Wednesday, September 24, 2008

Artificial Intimidation and Backmasking

I mused Monday on how evangelists often try to conjure up fear, "artificial intimidation", as a way of making their case. That seems to be the modus operandi of most LBT advocates as well. They spin these wild scenarios by blending symbolic and cryptic references in Scripture with geo-politics of our day, making tenuous connections of scary symbols with things they hate, and positive symbols with things they cherish. (You can do this also! Try having a 'doomsday party' with your friends one day and give it a whirl. Start with Dr. Seuss, then move on a Russian novelist or two, then on to the Book of Revelation! It gets easier over time.)

But, is this whole business of imposing some kind of apocalyptic meta-narrative over events of our day even necessary? It reminds me of the musician Larry Norman's reaction to the phenomenon of 'backmasking.' Remember backmasking? People would take a record and spin it backwards to hear strange satanic messages that sounded eerily like a record being played backwards. Larry Norman's response was an incredulous: Do you really have to play some of these albums backwards to find out that they have bad messages?
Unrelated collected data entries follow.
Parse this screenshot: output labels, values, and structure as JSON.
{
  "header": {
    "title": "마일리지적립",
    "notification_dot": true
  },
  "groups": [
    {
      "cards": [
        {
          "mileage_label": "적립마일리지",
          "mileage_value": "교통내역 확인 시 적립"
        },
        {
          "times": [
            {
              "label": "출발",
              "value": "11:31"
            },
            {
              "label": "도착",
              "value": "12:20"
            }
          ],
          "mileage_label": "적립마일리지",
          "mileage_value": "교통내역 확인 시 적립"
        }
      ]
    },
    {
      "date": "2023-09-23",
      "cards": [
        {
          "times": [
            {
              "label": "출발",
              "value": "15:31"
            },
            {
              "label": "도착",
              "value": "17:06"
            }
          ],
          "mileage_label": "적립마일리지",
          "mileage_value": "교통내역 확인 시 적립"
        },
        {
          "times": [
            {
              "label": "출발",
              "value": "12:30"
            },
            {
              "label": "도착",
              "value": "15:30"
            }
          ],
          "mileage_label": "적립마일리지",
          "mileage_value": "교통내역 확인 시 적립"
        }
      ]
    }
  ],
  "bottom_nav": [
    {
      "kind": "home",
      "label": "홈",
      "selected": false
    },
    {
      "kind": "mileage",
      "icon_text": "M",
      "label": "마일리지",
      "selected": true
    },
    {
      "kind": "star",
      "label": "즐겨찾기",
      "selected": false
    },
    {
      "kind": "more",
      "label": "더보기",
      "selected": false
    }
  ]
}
Likewise, I ask: Do we really have to invoke ancient symbols to convince one another that life is dangerous, that the global economic, military, energy, and social systems which shape our daily lives are only a blip or two away from falling into chaos? Did we really need some photo-shopped picture of a smoke cloud looking kind of like a devil's face to tell us that 9/11 was "evil"? And, in a world where 2/3 of its people are undernourished, where a stadium-full of children die every day of hunger and nutrient-related disease, where the wealthiest 1% have more than the poorest 25%, do we really need to wait until Israel is attacked by Gog (or Magog, or Gog and Magog- I can't keep that family straight!) before we say, "Okay, that's it, now God is starting to get mad!"?

No. We don't have to play records backward to hear bad messages and we don't have to invoke apocalyptic texts to name real and present evils or dangers among us. Life can be treacherous, human communities can be fragile, the world is filled with sin. We don't need to look "at the back of the book" to figure that out. As Reinhold Niebuhr once said, sin is the one empirically verifiable doctrine in Christian theology.

To each and all scenarios, the Scriptures give a consistent witness. And my general rule would be that, when we come across a Scripture that is difficult to understand, we should read it through the lens of the most often-repeated words of Scripture: "God's steadfast love endures forever." I find that I say that a lot, but that's because the Scriptures got me into that wonderful habit.